Сериал с открытым финалом. Участь человечности в зеркале кинематографа - страница 51

Шрифт
Интервал


У депутата Елизаветы Уваровой много скромнее цель: мост построить, похожий на Крымский. В последних кадрах мы ее видим в зале Кремлевского дворца среди депутатов Верховного Совета. Она пишет записку: «Прошу слова» и отправляет ее в президиум. Возникает тревожный гул. Словно героине предстоит взойти на Голгофу, а не подняться на трибуну самого демократичного в мире парламента. Уварова крупным планом, безучастный взгляд в сторону зрителя. И побежавшие заключительные титры под танго «Сильва», любимое музыкальное произведение Лизы Уваровой.

Вот и Глеб Панфилов снял с себя всякую ответственность за развязку романа своей героини с Советской властью.

То, что человечный человек раз за разом оказывается пораженным в своих личных правах перед лицом советского государства, было для массовой аудитории не новостью после оттепели.

Новостью стало поражение человечного человека в правах перед самим собой. Перед своей человеческой природой.

Именно при советской власти отношения индивида с административной системой приобрели небывало трагический оборот.

Власть вместе с тем разрывалась между стремлением убедить граждан, что их страна в первую очередь крепость, и желанием дать понять им, что она еще и отчий дом. Советское искусство время от времени пыталось объединить оба желания, но не часто у него это получалось достаточно органично. Патриотическая идея сильно возвышалась над патриотическим чувством. Оттого в массовом сознании не могли не возникнуть почти катастрофические разрывы между житейской этикой и государственной идеологией. Оттого массовое сознание не могло благодарно не откликаться на редкие попытки мастеров кино очеловечить идею государства, одомашнить нашу «крепость».

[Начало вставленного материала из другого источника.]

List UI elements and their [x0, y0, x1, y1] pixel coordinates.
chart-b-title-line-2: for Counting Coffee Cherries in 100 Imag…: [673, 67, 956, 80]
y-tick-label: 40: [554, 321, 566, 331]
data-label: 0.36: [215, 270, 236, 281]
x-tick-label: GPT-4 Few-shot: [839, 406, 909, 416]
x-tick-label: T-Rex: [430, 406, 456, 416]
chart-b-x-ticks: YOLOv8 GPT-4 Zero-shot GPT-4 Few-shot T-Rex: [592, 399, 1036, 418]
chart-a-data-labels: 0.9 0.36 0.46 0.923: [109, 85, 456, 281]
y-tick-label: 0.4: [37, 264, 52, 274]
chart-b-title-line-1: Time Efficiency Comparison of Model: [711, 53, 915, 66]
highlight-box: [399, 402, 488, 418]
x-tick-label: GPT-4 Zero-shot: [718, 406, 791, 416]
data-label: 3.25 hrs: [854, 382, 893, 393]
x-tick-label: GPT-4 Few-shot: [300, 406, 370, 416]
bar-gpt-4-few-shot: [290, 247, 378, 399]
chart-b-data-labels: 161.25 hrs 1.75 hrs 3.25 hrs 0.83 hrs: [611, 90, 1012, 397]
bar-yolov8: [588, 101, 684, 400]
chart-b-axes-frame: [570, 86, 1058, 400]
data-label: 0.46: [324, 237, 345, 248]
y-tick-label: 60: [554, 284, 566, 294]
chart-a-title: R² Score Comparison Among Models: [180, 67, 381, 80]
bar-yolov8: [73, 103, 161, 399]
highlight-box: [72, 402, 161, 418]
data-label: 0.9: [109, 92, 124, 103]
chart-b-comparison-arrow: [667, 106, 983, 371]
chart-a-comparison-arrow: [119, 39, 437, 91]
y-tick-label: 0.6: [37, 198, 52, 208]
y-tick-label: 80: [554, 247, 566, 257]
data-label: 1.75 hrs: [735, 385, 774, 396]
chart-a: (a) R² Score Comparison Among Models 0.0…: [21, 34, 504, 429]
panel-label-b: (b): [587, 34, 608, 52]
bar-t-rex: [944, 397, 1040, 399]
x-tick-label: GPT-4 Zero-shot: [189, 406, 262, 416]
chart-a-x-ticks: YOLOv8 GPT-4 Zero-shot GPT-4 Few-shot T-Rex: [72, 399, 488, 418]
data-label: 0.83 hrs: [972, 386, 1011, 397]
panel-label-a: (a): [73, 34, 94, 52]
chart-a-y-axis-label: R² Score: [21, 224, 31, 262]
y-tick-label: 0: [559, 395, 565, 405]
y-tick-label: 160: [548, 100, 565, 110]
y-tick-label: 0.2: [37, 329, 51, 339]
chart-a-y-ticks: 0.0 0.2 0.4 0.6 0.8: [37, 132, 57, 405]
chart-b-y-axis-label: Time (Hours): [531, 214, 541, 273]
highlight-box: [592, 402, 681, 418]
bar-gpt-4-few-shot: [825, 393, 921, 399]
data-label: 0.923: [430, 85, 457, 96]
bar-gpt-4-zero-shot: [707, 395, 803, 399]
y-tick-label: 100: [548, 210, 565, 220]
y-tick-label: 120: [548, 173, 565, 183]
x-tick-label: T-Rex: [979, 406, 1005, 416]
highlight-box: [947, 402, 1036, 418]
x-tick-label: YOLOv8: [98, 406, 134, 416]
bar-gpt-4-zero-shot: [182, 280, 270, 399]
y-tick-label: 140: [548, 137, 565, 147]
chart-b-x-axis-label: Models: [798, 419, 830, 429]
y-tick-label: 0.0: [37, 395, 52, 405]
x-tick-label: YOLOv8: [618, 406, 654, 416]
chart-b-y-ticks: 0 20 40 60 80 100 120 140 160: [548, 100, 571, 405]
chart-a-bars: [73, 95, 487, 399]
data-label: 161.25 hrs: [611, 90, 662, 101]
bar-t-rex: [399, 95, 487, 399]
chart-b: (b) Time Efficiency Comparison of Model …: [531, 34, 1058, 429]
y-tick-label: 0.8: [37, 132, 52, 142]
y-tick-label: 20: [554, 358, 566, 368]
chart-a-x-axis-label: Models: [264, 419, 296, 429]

Пожалуй, наилучшим образом это удалось в фильме Владимира Мотыля «Белое солнце пустыни».

Уровень фольклорности картины соотносим разве что с «Чапаевым». Федор Сухов еще один стихийный борец за счастье народное. Только он в ответе не за дивизию, а за гарем. Подручного рядового красноармейца зовут не Петька, а Петруха. А дальше сплошные различия.

Главное среди них – деидеологизация Гражданской войны. И более того, деидеологизация Государства как института.

Красноармеец Сухов и царский таможенник Верещагин не классовые враги. Обоим за державу обидно. И оба ее одомашнивают. То есть очеловечивают.